One word to sum it up: Oddball

"When the world is imperiled. When evil surrounds you. When danger is lurking. Who do you call?" "Captain Excellent." Those are words you would expect to come from a real superhero and a young kid. In Paper Man, that is not the case. The superhero is imaginary, and comes in the form of Ryan Reynolds as a man who wears his undies on the outside. The imaginer of the superhero is in fact a grown man, failing writer Richard Dunn (Jeff Daniels). What happens when the grown man gets a real friend (Emma Stone) with some problems of her own? He gets some lessons on how to grow up, even if his long-suffering wife (Lisa Kudrow) and Captain Excellent disapprove.

Paper Man houses a very interesting sort of story which sees it's protagonist dealing with leaving his past behind--his past being an imaginary friend. In some ways, it succeeds in being a charming, coming-of-age-of-sorts. But the movie takes the focus too much off Richard's relationship with Captain Excellent and puts it on the relationship he forms with Emma Stone's stuffed up teenager. The film almost feels like it has been done before, with all the trimmings to make us feel bad for the characters (particularly Stone's, with her twin dying by her 'fault'). It's many flaws may prove too much for some, but I really enjoyed this flick, mainly because it's exactly my type of thing.

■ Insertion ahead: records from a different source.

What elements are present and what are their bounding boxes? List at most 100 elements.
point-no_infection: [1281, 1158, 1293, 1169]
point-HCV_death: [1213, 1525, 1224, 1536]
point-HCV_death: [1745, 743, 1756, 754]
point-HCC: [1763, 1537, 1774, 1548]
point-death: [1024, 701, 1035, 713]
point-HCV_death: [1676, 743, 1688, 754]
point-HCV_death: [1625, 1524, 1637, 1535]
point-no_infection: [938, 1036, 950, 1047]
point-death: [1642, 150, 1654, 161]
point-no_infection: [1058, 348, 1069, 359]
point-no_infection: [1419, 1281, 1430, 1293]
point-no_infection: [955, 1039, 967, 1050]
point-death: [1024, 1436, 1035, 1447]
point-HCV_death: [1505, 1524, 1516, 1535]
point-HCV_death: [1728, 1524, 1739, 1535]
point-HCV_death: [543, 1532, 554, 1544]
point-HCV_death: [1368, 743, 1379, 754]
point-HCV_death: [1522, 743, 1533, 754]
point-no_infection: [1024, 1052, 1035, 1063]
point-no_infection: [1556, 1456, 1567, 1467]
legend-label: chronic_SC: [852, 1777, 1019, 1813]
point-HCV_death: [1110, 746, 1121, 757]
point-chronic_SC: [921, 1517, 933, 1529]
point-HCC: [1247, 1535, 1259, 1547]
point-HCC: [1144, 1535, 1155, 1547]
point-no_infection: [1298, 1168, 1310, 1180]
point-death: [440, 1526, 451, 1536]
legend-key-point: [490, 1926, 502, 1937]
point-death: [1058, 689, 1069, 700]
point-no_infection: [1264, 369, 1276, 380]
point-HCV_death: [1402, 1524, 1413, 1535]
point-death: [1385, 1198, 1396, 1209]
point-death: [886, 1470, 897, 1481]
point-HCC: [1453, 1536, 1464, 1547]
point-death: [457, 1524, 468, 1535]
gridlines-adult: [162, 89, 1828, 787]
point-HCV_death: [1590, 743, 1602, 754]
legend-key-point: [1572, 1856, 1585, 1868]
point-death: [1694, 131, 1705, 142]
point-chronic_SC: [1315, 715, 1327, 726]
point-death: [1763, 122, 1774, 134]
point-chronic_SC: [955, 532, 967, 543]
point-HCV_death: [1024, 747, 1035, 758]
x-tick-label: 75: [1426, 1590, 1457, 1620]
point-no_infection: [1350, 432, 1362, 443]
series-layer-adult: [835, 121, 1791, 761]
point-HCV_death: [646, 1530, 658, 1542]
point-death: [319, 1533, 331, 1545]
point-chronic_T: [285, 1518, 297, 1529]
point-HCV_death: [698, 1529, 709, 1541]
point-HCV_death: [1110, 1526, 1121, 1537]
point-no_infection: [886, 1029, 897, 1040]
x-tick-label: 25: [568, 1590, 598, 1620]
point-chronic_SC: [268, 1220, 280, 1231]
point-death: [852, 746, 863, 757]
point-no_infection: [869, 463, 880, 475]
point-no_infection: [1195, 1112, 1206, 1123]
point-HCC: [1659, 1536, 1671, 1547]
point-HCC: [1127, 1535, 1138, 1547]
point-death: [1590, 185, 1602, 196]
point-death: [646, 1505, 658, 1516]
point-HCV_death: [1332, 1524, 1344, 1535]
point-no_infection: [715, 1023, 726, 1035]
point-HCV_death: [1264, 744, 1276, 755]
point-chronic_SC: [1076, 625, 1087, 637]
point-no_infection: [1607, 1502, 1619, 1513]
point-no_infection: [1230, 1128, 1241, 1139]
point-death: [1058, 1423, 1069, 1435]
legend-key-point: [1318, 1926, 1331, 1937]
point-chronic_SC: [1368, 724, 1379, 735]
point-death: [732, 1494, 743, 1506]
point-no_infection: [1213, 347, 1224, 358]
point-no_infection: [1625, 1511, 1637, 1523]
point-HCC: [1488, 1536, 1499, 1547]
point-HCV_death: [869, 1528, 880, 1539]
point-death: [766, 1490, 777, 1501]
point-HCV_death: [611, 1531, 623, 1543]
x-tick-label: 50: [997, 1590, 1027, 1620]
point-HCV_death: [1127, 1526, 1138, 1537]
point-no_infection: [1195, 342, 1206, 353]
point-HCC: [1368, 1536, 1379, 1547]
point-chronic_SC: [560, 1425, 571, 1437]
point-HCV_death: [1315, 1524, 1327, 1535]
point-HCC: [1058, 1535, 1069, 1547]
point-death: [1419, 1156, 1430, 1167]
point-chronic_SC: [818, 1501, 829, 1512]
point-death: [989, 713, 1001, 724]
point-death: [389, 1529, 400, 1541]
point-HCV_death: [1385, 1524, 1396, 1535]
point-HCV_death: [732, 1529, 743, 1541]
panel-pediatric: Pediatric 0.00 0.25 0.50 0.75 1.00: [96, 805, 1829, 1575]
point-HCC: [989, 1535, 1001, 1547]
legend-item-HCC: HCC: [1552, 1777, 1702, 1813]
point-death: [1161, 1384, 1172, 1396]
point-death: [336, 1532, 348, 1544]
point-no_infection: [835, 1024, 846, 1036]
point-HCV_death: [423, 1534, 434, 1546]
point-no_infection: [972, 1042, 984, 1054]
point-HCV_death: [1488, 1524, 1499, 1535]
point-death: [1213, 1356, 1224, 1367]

Jeff Daniels is good in the lead role, but his character keeps the stereotype that 'all writers go a little mad when they can't think of ideas to write about'. Emma Stone proves that she can do drama quite well, and can really carry an emotional monologue to make us feel for her. Lisa Kudrow is good, even though she's always Phoebe from Friends, but she really pulls off the role of the bored wife. Really, it's the imaginary friends who steal the show. Ryan Reynolds has always been the kind of picture of a superhero, and seems to make fun of that image, especially with the outlandish costume and the peroxide blond hair. He serves as the comic relief of the film, which is good since the rest of it is quite depressing. Kieran Culkin, last seen as Wallace Wells in Scott Pilgrim vs. the World, plays the emo imaginary friend, and is fantastic being clingy and clinically depressed. Emma Stone isn't the only star on the rise, Culkin is too.

THE VERDICT: It can be funny, it can be heart-breaking, but that doesn't make Paper Man perfect. The performances lift it from what it could have been.